Deleting duplicates from a single linked list

Question

pub fn delete_duplicates(head: Option<Box<ListNode>>) -> Option<Box<ListNode>> {
    let mut head = head;
    let mut cur = head.as_mut();
    while cur.is_some() && cur.as_ref().unwrap().next.is_some() {
        if cur.as_ref().unwrap().val == cur.as_ref().unwrap().next.as_ref().unwrap().val {
            //let next = cur.unwrap().next.as_mut().unwrap().next.take();  (1) Error!
            let next = cur.as_mut().unwrap().next.as_mut().unwrap().next.take();  // (2) Ok
            cur.as_mut().unwrap().next = next;
        }
        else {
            //cur = cur.as_ref().unwrap().next.as_mut();  (3) Error!
            cur = cur.unwrap().next.as_mut();  // (4) Ok
        }
    }
    head
}

The code above deletes duplicates inside a custom single linked list. (e.g. [1,1,2] -> [1,2])
Using (2) and (4) compiles and does what the program is supposed to do.
(1) and (3) generate compiler error and I just can't grasp what is happening here.

• (1) Why do we need as_mut()? I believe cur is already mutable.
• (3) Why can't I use as_ref() when assigning a value to lvalue?
• (4) Isn't this consuming the Options as we proceed?

Answer 1

I have created a reproducible playground. Other folks, please use it to help and correct me if my answer is wrong.

For (1), when you call cur.unwrap(), the value (Option<&mut Box<ListNode>>) got moved from cur. but when you call cur.as_mut(), it gave you a Option<&mut &mut Box<ListNode>>, and unwrapping it doesn't move cur's value. I created a small playground code snippet to illustrate this.

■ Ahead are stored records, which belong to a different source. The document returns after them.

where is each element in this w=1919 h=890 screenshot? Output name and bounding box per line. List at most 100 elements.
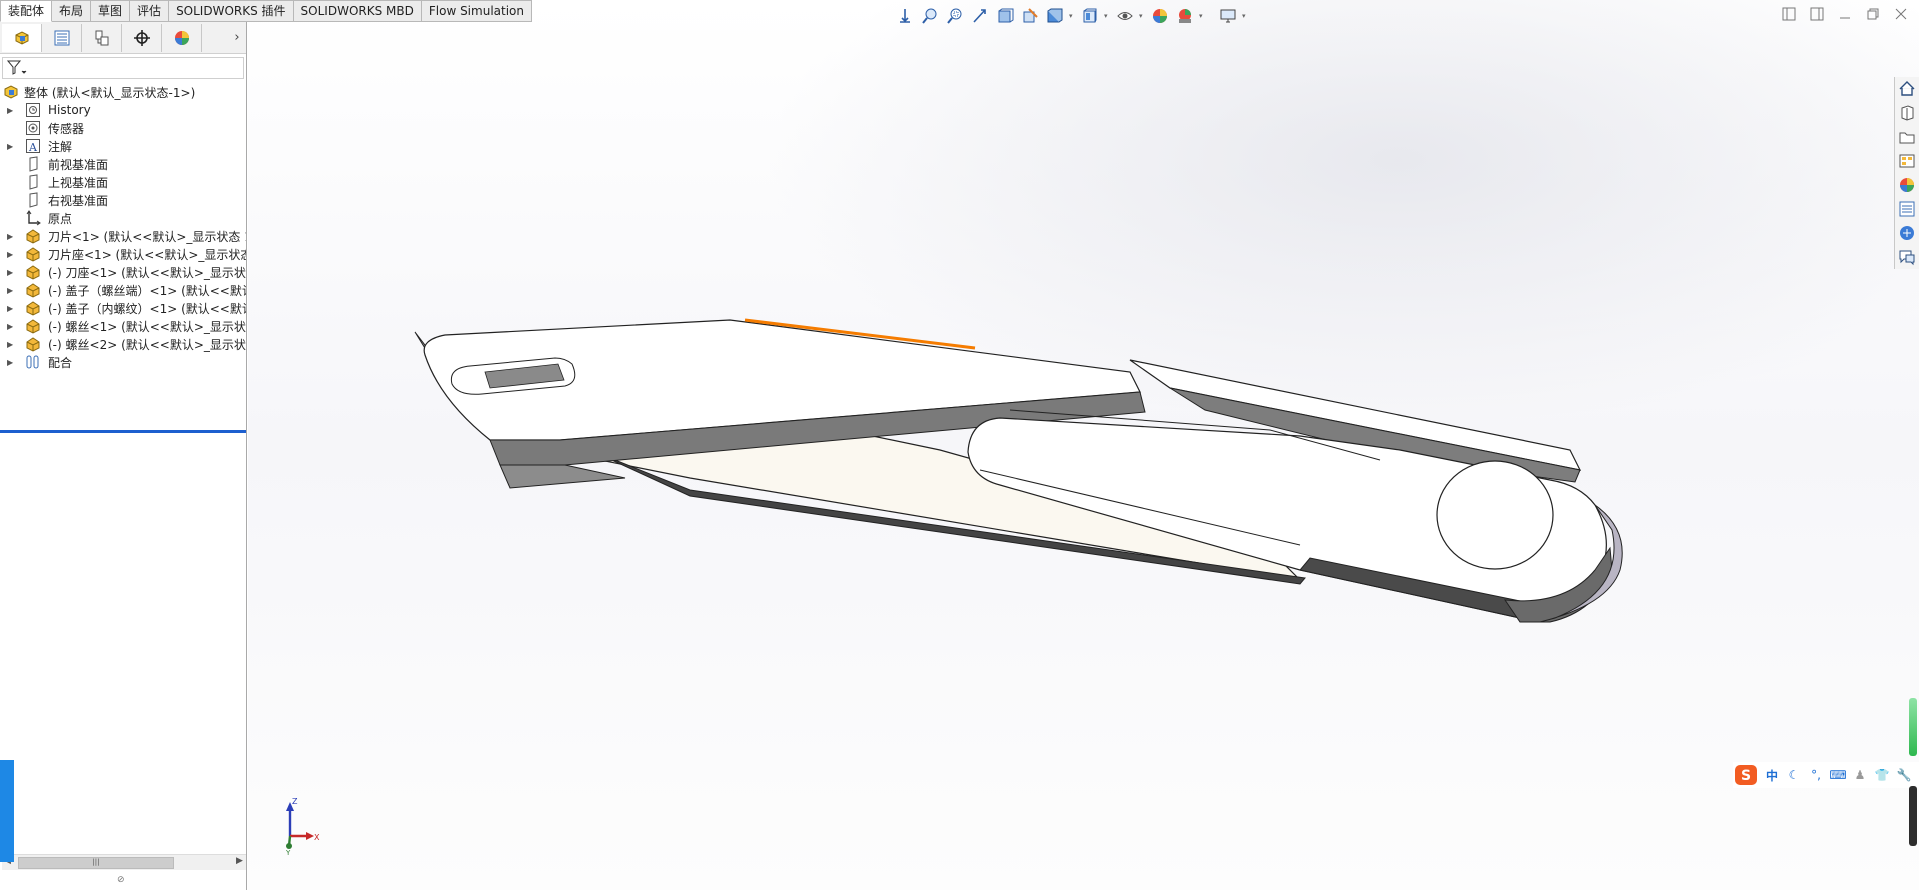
panel-resize-handle[interactable]: ⊘ bbox=[117, 875, 125, 885]
skin-icon[interactable]: 👕 bbox=[1873, 766, 1891, 784]
edit-appearance-icon bbox=[1153, 9, 1167, 23]
feature-manager-toolbar: › bbox=[0, 22, 246, 54]
section-view-button[interactable] bbox=[994, 5, 1016, 27]
design-library-icon bbox=[1901, 105, 1914, 121]
expand-arrow-icon[interactable]: ▶ bbox=[7, 106, 15, 115]
tree-item-history[interactable]: ▶ History bbox=[0, 100, 246, 120]
zoom-area-button[interactable] bbox=[944, 5, 966, 27]
tree-item-component[interactable]: ▶ (-) 盖子（螺丝端）<1> (默认<<默认 bbox=[0, 280, 246, 300]
tab-solidworks-mbd[interactable]: SOLIDWORKS MBD bbox=[293, 0, 422, 22]
horizontal-scrollbar[interactable]: ◀ ||| ▶ bbox=[2, 854, 246, 870]
dropdown-arrow-icon[interactable]: ▾ bbox=[1139, 12, 1146, 20]
punctuation-icon[interactable]: °, bbox=[1807, 766, 1825, 784]
tree-item-component[interactable]: ▶ (-) 盖子（内螺纹）<1> (默认<<默认 bbox=[0, 298, 246, 318]
expand-arrow-icon[interactable]: ▶ bbox=[7, 268, 15, 277]
ime-mode-label[interactable]: 中 bbox=[1763, 766, 1781, 784]
view-palette-icon bbox=[1899, 154, 1915, 168]
tree-item-component[interactable]: ▶ 刀片<1> (默认<<默认>_显示状态 1 bbox=[0, 226, 246, 246]
close-icon[interactable] bbox=[1893, 6, 1909, 22]
file-explorer-icon bbox=[1899, 132, 1915, 144]
zoom-to-fit-button[interactable] bbox=[919, 5, 941, 27]
view-orientation-button[interactable] bbox=[894, 5, 916, 27]
display-style-button[interactable] bbox=[1079, 5, 1101, 27]
property-manager-tab[interactable] bbox=[42, 23, 82, 52]
right-edge-indicator-dark bbox=[1909, 786, 1917, 846]
tab-assembly[interactable]: 装配体 bbox=[0, 0, 53, 22]
appearances-button[interactable] bbox=[1895, 173, 1919, 197]
tab-sketch[interactable]: 草图 bbox=[91, 0, 131, 22]
feedback-button[interactable] bbox=[1895, 245, 1919, 269]
scrollbar-thumb[interactable]: ||| bbox=[18, 857, 174, 869]
display-manager-tab[interactable] bbox=[162, 23, 202, 52]
tree-root-assembly[interactable]: 整体 (默认<默认_显示状态-1>) bbox=[0, 82, 246, 102]
tab-solidworks-addins[interactable]: SOLIDWORKS 插件 bbox=[169, 0, 294, 22]
view-palette-button[interactable] bbox=[1895, 149, 1919, 173]
fm-tabs-more-arrow[interactable]: › bbox=[228, 30, 246, 45]
dropdown-arrow-icon[interactable]: ▾ bbox=[1199, 12, 1206, 20]
keyboard-icon[interactable]: ⌨ bbox=[1829, 766, 1847, 784]
custom-properties-icon bbox=[1899, 201, 1915, 217]
apply-scene-button[interactable] bbox=[1174, 5, 1196, 27]
assembly-model[interactable] bbox=[400, 300, 1640, 640]
tree-item-label: 刀片<1> (默认<<默认>_显示状态 1 bbox=[48, 229, 246, 244]
custom-properties-button[interactable] bbox=[1895, 197, 1919, 221]
file-explorer-button[interactable] bbox=[1895, 125, 1919, 149]
tools-icon[interactable]: 🔧 bbox=[1895, 766, 1913, 784]
tree-item-label: 注解 bbox=[48, 139, 73, 154]
part-icon bbox=[24, 263, 42, 281]
scroll-right-icon[interactable]: ▶ bbox=[236, 856, 243, 866]
tree-item-annotations[interactable]: ▶ A 注解 bbox=[0, 136, 246, 156]
expand-arrow-icon[interactable]: ▶ bbox=[7, 286, 15, 295]
tree-item-component[interactable]: ▶ (-) 螺丝<2> (默认<<默认>_显示状态 bbox=[0, 334, 246, 354]
tab-layout[interactable]: 布局 bbox=[52, 0, 92, 22]
view-settings-button[interactable] bbox=[1044, 5, 1066, 27]
minimize-icon[interactable] bbox=[1837, 6, 1853, 22]
tab-flow-simulation[interactable]: Flow Simulation bbox=[421, 0, 532, 22]
view-orientation-icon bbox=[900, 9, 910, 23]
user-icon[interactable]: ♟ bbox=[1851, 766, 1869, 784]
home-button[interactable] bbox=[1895, 77, 1919, 101]
tab-evaluate[interactable]: 评估 bbox=[130, 0, 170, 22]
design-library-button[interactable] bbox=[1895, 101, 1919, 125]
expand-arrow-icon[interactable]: ▶ bbox=[7, 142, 15, 151]
tree-item-component[interactable]: ▶ (-) 刀座<1> (默认<<默认>_显示状态 bbox=[0, 262, 246, 282]
configuration-manager-tab[interactable] bbox=[82, 23, 122, 52]
z-axis-label: Z bbox=[292, 797, 298, 806]
expand-arrow-icon[interactable]: ▶ bbox=[7, 322, 15, 331]
expand-arrow-icon[interactable]: ▶ bbox=[7, 232, 15, 241]
tree-item-label: 刀片座<1> (默认<<默认>_显示状态 bbox=[48, 247, 246, 262]
restore-icon[interactable] bbox=[1865, 6, 1881, 22]
dropdown-arrow-icon[interactable]: ▾ bbox=[1104, 12, 1111, 20]
tree-item-component[interactable]: ▶ 刀片座<1> (默认<<默认>_显示状态 bbox=[0, 244, 246, 264]
expand-arrow-icon[interactable]: ▶ bbox=[7, 340, 15, 349]
dropdown-arrow-icon[interactable]: ▾ bbox=[1242, 12, 1249, 20]
tree-item-top-plane[interactable]: 上视基准面 bbox=[0, 172, 246, 192]
tree-item-right-plane[interactable]: 右视基准面 bbox=[0, 190, 246, 210]
tree-item-mates[interactable]: ▶ 配合 bbox=[0, 352, 246, 372]
expand-arrow-icon[interactable]: ▶ bbox=[7, 304, 15, 313]
feature-manager-tab[interactable] bbox=[2, 23, 42, 52]
dropdown-arrow-icon[interactable]: ▾ bbox=[1069, 12, 1076, 20]
rollback-bar[interactable] bbox=[0, 430, 246, 433]
tree-item-origin[interactable]: 原点 bbox=[0, 208, 246, 228]
moon-icon[interactable]: ☾ bbox=[1785, 766, 1803, 784]
tile-right-icon[interactable] bbox=[1809, 6, 1825, 22]
tree-item-sensors[interactable]: 传感器 bbox=[0, 118, 246, 138]
dimxpert-tab[interactable] bbox=[122, 23, 162, 52]
previous-view-button[interactable] bbox=[969, 5, 991, 27]
side-tab-indicator[interactable] bbox=[0, 760, 14, 862]
feedback-icon bbox=[1899, 250, 1915, 266]
hide-show-button[interactable] bbox=[1114, 5, 1136, 27]
sogou-button[interactable]: S bbox=[1733, 765, 1759, 785]
tree-item-label: (-) 螺丝<2> (默认<<默认>_显示状态 bbox=[48, 337, 246, 352]
solidworks-forum-button[interactable] bbox=[1895, 221, 1919, 245]
view-setting-monitor-button[interactable] bbox=[1217, 5, 1239, 27]
tree-item-front-plane[interactable]: 前视基准面 bbox=[0, 154, 246, 174]
feature-filter[interactable] bbox=[2, 57, 244, 79]
dynamic-annotation-button[interactable] bbox=[1019, 5, 1041, 27]
expand-arrow-icon[interactable]: ▶ bbox=[7, 358, 15, 367]
tile-left-icon[interactable] bbox=[1781, 6, 1797, 22]
edit-appearance-button[interactable] bbox=[1149, 5, 1171, 27]
expand-arrow-icon[interactable]: ▶ bbox=[7, 250, 15, 259]
tree-item-component[interactable]: ▶ (-) 螺丝<1> (默认<<默认>_显示状态 bbox=[0, 316, 246, 336]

For (3), it has two errors.

1. when you call cur.as_ref(), the value is behind a &, so you cannot access its value but then borrowed it as mutable again when you call as_mut()

2. if you replace the as_ref() call in (3) with a as_mut() call, you will see only the other error.

   Line 28, Char 17: cannot assign to `cur` because it is borrowed (solution.rs)
      |
   28 |                 cur = cur.as_mut().unwrap().next.as_mut();
      |                 ^^^^^^---^^^^^^^^^^^^^^^^^^^^^^^^^^^^^^^^
      |                 |     |
      |                 |     borrow of `cur` occurs here
      |                 assignment to borrowed `cur` occurs here
      |                 borrow later used here
   error: aborting due to previous error
   

   You cannot first borrow cur's value, reassign cur with a new value, then use the borrowed value. Playground to illustrate this.

For (4), yes, it consumes cur's value, which is a Option<&mut Box<ListNode>>, not Option<Box<ListNode>>, so it is OK.